LLVM 20.1 was just tagged in Git as the first stable version of the LLVM 20 compiler stack including sub-projects like the Clang 20 C/C++ Compiler.
LLVM/Clang 20.1 is the newest half-year feature release for this prominent open-source compiler stack that is widely used by many different vendors for a variety of purposes from traditional C/C++ compilation to being heavily used for GPU compute stacks, growing AI uses with MLIR, and much more.
Some of the many changes to find with the LLVM 20.1 stack include:
– AMD GFX950 support work for what is presumably going to be the Instinct MI350.

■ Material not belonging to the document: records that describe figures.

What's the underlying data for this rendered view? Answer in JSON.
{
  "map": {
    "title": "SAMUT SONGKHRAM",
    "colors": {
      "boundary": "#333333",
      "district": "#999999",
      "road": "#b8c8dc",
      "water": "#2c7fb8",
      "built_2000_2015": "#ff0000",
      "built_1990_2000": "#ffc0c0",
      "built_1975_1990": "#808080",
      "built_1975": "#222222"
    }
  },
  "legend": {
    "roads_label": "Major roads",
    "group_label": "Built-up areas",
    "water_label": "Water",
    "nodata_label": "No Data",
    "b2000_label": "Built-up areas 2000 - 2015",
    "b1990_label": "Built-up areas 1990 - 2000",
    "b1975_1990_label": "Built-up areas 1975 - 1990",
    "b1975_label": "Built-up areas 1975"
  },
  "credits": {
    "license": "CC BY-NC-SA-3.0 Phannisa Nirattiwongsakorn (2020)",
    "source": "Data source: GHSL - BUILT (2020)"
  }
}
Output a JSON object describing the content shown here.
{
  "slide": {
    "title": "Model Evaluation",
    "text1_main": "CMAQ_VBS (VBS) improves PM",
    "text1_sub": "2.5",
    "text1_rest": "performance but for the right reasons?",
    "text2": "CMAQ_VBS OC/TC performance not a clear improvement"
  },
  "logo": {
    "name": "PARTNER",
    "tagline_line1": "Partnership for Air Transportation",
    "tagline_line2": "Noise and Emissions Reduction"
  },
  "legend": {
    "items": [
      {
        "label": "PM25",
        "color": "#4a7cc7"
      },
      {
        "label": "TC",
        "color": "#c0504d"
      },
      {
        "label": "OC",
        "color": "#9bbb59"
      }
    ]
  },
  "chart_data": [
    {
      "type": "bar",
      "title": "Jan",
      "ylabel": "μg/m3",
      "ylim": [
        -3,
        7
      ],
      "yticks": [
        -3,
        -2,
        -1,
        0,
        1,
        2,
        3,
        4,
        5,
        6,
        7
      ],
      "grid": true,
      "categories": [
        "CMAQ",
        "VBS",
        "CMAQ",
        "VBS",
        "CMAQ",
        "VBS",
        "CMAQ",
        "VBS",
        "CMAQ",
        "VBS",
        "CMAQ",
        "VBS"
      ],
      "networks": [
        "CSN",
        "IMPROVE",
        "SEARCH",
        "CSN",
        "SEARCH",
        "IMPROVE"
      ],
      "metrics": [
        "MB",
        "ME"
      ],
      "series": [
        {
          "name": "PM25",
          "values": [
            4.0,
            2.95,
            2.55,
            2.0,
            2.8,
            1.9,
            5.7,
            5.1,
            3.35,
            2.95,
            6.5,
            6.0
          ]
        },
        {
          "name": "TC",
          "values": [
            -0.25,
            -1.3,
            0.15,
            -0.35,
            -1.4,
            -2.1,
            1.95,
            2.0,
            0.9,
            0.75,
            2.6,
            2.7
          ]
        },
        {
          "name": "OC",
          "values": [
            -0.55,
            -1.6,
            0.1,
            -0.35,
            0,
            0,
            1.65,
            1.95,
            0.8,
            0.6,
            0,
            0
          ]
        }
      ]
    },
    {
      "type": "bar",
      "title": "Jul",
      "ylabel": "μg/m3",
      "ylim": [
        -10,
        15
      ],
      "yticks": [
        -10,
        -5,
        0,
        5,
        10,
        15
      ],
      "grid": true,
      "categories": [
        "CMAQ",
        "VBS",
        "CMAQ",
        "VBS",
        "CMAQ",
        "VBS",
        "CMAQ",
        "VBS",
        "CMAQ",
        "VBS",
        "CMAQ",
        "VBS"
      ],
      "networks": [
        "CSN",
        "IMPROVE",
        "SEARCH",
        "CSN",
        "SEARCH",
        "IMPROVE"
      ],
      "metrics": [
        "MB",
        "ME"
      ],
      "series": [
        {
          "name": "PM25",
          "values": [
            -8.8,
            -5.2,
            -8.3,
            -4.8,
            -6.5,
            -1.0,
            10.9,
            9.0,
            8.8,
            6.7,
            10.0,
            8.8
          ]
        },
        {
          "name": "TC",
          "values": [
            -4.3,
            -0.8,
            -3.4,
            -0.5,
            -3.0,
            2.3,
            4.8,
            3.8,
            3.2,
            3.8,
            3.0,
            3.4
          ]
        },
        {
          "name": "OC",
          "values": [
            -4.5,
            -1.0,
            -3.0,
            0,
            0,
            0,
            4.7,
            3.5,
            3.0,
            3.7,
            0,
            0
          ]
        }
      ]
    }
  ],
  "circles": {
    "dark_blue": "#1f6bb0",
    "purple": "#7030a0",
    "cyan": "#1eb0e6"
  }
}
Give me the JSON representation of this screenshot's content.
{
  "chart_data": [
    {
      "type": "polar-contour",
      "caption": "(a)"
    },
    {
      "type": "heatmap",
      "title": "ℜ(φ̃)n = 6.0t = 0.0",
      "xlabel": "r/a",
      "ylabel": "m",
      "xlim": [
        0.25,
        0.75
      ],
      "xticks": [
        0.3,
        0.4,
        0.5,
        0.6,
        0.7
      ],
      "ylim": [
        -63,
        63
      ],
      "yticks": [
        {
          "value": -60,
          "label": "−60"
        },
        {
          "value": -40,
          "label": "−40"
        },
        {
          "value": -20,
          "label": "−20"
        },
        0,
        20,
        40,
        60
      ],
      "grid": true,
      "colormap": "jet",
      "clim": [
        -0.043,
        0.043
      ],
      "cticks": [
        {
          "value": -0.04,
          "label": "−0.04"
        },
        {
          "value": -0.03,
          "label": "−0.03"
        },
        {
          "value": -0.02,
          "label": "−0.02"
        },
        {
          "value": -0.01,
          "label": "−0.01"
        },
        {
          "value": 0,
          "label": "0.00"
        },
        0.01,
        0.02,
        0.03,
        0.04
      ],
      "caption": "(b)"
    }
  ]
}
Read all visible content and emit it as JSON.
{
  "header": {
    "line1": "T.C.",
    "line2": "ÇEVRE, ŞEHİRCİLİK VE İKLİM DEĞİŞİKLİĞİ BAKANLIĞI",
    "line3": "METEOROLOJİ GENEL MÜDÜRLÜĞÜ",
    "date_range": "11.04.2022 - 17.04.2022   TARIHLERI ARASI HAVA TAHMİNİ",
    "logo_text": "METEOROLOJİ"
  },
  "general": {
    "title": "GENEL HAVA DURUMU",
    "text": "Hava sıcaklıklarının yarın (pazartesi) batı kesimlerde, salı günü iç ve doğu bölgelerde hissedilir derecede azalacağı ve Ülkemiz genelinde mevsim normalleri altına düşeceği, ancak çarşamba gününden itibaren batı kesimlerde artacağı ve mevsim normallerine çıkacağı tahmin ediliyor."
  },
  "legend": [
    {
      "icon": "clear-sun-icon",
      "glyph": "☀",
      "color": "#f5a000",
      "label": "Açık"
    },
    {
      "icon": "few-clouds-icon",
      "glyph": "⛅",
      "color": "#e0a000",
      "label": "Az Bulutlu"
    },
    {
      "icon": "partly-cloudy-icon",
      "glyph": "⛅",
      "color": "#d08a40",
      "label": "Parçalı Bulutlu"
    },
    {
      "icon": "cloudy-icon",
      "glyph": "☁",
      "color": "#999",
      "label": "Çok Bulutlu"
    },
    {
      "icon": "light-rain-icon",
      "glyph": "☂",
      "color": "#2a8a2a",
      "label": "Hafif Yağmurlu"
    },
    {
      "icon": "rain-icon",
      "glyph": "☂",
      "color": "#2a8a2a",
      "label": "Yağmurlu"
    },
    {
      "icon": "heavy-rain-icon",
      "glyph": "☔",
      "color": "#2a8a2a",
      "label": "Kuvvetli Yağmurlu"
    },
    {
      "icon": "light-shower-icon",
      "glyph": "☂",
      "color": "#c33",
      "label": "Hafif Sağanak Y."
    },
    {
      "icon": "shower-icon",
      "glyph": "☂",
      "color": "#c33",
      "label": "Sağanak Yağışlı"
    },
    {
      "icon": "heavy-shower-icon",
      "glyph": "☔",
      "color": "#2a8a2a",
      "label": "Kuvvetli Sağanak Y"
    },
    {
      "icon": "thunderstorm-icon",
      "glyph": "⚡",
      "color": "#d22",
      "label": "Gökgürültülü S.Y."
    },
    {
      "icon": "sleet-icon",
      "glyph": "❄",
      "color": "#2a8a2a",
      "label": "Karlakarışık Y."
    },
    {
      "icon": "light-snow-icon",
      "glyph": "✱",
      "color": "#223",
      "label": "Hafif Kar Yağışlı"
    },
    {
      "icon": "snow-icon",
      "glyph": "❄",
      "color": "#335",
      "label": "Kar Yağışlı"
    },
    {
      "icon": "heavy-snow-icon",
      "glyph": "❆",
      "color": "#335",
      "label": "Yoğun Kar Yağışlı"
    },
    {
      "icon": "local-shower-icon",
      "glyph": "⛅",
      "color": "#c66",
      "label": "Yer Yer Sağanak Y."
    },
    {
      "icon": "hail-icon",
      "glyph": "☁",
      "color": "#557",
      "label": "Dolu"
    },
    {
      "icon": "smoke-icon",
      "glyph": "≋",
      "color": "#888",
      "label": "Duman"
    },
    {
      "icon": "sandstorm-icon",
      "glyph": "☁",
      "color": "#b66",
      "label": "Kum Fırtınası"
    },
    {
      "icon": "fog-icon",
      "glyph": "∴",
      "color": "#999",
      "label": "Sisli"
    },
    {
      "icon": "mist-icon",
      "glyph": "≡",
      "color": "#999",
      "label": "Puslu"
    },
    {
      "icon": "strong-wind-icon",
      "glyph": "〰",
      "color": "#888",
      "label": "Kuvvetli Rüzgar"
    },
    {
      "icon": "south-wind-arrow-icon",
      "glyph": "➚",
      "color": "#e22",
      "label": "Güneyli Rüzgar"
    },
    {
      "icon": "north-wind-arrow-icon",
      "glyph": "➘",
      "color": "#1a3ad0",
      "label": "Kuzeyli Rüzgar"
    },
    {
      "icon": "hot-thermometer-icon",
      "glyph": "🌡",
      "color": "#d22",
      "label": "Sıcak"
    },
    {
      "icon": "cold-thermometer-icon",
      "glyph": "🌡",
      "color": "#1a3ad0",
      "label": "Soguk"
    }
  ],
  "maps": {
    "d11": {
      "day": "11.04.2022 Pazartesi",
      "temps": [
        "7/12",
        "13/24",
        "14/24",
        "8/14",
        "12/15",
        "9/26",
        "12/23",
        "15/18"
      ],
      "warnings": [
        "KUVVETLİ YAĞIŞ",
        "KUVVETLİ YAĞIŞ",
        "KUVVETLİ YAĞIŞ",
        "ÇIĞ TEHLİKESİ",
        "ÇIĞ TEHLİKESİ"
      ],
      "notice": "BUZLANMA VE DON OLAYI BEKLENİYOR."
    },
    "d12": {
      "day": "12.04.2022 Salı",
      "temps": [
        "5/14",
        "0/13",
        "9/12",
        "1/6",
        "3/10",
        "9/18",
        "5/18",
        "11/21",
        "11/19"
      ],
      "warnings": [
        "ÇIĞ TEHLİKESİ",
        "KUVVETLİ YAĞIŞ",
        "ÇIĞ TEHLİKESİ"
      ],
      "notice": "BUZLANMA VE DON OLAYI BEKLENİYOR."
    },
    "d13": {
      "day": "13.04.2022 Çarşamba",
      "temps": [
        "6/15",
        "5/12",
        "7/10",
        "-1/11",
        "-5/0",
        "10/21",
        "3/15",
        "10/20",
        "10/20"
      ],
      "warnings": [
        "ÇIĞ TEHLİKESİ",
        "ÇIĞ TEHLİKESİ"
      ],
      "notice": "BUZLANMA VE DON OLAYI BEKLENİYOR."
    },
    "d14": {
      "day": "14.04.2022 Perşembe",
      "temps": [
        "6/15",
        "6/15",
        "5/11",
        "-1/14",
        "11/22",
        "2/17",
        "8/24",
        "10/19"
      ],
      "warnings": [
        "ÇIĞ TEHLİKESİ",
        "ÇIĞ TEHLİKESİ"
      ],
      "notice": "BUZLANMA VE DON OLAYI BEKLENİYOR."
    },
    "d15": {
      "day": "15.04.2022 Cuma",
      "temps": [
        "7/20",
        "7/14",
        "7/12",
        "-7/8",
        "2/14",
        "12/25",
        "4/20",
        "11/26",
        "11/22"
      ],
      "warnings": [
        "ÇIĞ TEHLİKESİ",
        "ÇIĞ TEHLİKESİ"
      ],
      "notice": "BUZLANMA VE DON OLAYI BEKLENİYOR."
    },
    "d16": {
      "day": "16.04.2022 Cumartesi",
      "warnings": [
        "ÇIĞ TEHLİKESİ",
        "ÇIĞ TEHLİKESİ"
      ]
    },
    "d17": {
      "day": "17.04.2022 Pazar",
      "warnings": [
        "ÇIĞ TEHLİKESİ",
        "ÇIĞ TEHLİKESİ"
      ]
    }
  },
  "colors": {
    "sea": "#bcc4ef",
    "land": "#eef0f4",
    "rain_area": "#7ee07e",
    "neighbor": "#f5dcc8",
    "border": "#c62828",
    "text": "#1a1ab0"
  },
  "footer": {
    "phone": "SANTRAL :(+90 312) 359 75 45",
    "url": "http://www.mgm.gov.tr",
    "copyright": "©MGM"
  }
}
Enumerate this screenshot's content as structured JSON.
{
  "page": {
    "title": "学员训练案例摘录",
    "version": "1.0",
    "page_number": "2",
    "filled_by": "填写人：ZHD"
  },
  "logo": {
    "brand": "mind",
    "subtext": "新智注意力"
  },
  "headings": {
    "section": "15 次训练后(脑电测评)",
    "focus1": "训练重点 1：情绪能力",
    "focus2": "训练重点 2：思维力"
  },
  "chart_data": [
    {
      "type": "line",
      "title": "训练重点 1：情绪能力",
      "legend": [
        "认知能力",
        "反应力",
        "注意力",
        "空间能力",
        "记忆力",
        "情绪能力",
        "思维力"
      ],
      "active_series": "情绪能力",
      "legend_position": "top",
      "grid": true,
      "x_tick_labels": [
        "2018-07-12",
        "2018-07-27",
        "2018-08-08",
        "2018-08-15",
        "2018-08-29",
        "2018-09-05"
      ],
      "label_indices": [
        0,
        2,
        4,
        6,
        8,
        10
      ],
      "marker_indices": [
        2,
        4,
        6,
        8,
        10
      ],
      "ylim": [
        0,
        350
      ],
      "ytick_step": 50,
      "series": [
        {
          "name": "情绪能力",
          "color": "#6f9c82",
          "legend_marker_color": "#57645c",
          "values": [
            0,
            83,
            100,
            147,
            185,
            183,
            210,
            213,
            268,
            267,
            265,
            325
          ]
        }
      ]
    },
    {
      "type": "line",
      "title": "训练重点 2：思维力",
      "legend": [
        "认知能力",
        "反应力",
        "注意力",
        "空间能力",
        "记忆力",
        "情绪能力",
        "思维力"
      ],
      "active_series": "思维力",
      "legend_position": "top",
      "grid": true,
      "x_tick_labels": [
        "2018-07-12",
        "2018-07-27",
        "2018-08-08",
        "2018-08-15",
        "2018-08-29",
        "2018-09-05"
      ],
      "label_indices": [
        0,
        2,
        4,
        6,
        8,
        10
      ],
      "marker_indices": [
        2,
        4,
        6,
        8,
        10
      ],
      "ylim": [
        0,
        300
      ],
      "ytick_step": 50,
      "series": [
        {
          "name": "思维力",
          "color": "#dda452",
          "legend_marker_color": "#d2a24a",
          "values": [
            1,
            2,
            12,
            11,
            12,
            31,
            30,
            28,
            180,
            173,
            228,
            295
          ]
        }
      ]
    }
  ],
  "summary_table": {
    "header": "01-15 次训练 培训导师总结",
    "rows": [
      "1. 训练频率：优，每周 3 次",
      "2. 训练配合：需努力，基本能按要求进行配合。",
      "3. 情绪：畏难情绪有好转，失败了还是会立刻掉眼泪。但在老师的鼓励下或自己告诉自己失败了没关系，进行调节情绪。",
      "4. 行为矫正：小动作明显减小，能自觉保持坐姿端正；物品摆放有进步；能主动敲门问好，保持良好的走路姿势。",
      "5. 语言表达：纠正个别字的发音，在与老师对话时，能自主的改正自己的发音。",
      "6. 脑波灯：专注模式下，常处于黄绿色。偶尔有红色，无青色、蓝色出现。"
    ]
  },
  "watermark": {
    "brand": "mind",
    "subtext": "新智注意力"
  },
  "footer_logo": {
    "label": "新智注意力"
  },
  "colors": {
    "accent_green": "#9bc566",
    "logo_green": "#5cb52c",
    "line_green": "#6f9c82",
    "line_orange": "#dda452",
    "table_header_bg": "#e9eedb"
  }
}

– AMX-AVX512 support was merged.
– AMX-FP8 support for Intel Diamond Rapids.
– Initial AVX10.2 support.
– More work on the latest C and C++ standards.
– The flang-new modern Fortran compiler was renamed back to “flang”.
– TySan was merged as a sanitizer for type-based aliasing violations.
– The SPIR-V back-end is promoted to being “official” and enabled by default after previously carrying an “experimental” tag.
– Clang 20 now supports the Xtensa CPU target.
– An initial telemetry framework for LLVM.
– Tenstorrent TT-Ascalon-D8 RISC-V CPU support.
– IBM SystemZ arch15 support for what is presumably the IBM z17 / Telum II processor.
LLVM 20.1 sources can be downloaded from GitHub. The LLVM 20.1 release is arriving one week early due to no blocker bugs having come up in recent days.